How to find the groups of consecutive elements in a NumPy array

I have to cluster the consecutive elements from a NumPy array. Considering the following example

a = [ 0, 47, 48, 49, 50, 97, 98, 99]

The output should be a list of tuples as follows

[(0), (47, 48, 49, 50), (97, 98, 99)]

Here the difference is just one between the elements. It will be great if the difference can also be specified as a limit or a hardcoded number.

Answers:

Thank you for visiting the Q&A section on Magenaut. Please note that all the answers may not help you solve the issue immediately. So please treat them as advisements. If you found the post helpful (or not), leave a comment & I’ll get back to you as soon as possible.

Method 1

def consecutive(data, stepsize=1):
    return np.split(data, np.where(np.diff(data) != stepsize)[0]+1)

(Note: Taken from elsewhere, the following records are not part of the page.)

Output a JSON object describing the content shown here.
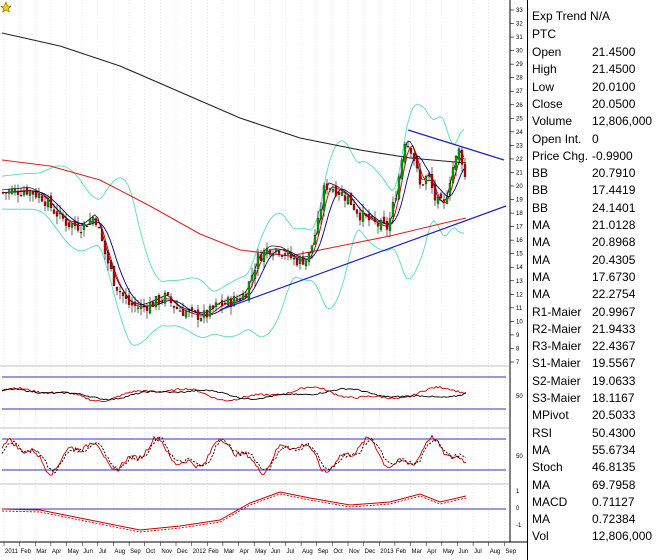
{
  "info_panel": {
    "title": "Exp Trend N/A",
    "symbol": "PTC",
    "rows": [
      {
        "label": "Open",
        "value": "21.4500"
      },
      {
        "label": "High",
        "value": "21.4500"
      },
      {
        "label": "Low",
        "value": "20.0100"
      },
      {
        "label": "Close",
        "value": "20.0500"
      },
      {
        "label": "Volume",
        "value": "12,806,000"
      },
      {
        "label": "Open Int.",
        "value": "0"
      },
      {
        "label": "Price Chg.",
        "value": "-0.9900"
      },
      {
        "label": "BB",
        "value": "20.7910"
      },
      {
        "label": "BB",
        "value": "17.4419"
      },
      {
        "label": "BB",
        "value": "24.1401"
      },
      {
        "label": "MA",
        "value": "21.0128"
      },
      {
        "label": "MA",
        "value": "20.8968"
      },
      {
        "label": "MA",
        "value": "20.4305"
      },
      {
        "label": "MA",
        "value": "17.6730"
      },
      {
        "label": "MA",
        "value": "22.2754"
      },
      {
        "label": "R1-Maier",
        "value": "20.9967"
      },
      {
        "label": "R2-Maier",
        "value": "21.9433"
      },
      {
        "label": "R3-Maier",
        "value": "22.4367"
      },
      {
        "label": "S1-Maier",
        "value": "19.5567"
      },
      {
        "label": "S2-Maier",
        "value": "19.0633"
      },
      {
        "label": "S3-Maier",
        "value": "18.1167"
      },
      {
        "label": "MPivot",
        "value": "20.5033"
      },
      {
        "label": "RSI",
        "value": "50.4300"
      },
      {
        "label": "MA",
        "value": "55.6734"
      },
      {
        "label": "Stoch",
        "value": "46.8135"
      },
      {
        "label": "MA",
        "value": "69.7958"
      },
      {
        "label": "MACD",
        "value": "0.71127"
      },
      {
        "label": "MA",
        "value": "0.72384"
      },
      {
        "label": "Vol",
        "value": "12,806,000"
      }
    ]
  },
  "price_axis": {
    "ticks": [
      "33",
      "32",
      "31",
      "30",
      "29",
      "28",
      "27",
      "26",
      "25",
      "24",
      "23",
      "22",
      "21",
      "20",
      "19",
      "18",
      "17",
      "16",
      "15",
      "14",
      "13",
      "12",
      "11",
      "10",
      "9",
      "8",
      "7"
    ]
  },
  "panel_axis": {
    "rsi_tick": "50",
    "stoch_tick": "50",
    "macd_ticks": [
      "1",
      "0",
      "-1"
    ]
  },
  "time_axis": {
    "labels": [
      "2011",
      "Feb",
      "Mar",
      "Apr",
      "May",
      "Jun",
      "Jul",
      "Aug",
      "Sep",
      "Oct",
      "Nov",
      "Dec",
      "2012",
      "Feb",
      "Mar",
      "Apr",
      "May",
      "Jun",
      "Jul",
      "Aug",
      "Sep",
      "Oct",
      "Nov",
      "Dec",
      "2013",
      "Feb",
      "Mar",
      "Apr",
      "May",
      "Jun",
      "Jul",
      "Aug",
      "Sep"
    ]
  },
  "colors": {
    "candle_up": "#00aa00",
    "candle_down": "#cc0000",
    "ma_fast": "#cc0000",
    "ma_mid": "#000080",
    "ma_long_black": "#222222",
    "ma_long_red": "#dd2222",
    "bollinger": "#66e0c0",
    "trendline": "#2020cc",
    "level_line": "#3030cc"
  },
  "icons": {
    "corner": "star-icon"
  }
}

a = np.array([0, 47, 48, 49, 50, 97, 98, 99])
consecutive(a)

yields

[array([0]), array([47, 48, 49, 50]), array([97, 98, 99])]

Method 2

Here’s a lil func that might help:

def group_consecutives(vals, step=1):
    """Return list of consecutive lists of numbers from vals (number list)."""
    run = []
    result = [run]
    expect = None
    for v in vals:
        if (v == expect) or (expect is None):
            run.append(v)
        else:
            run = [v]
            result.append(run)
        expect = v + step
    return result

>>> group_consecutives(a)
[[0], [47, 48, 49, 50], [97, 98, 99]]
>>> group_consecutives(a, step=47)
[[0, 47], [48], [49], [50, 97], [98], [99]]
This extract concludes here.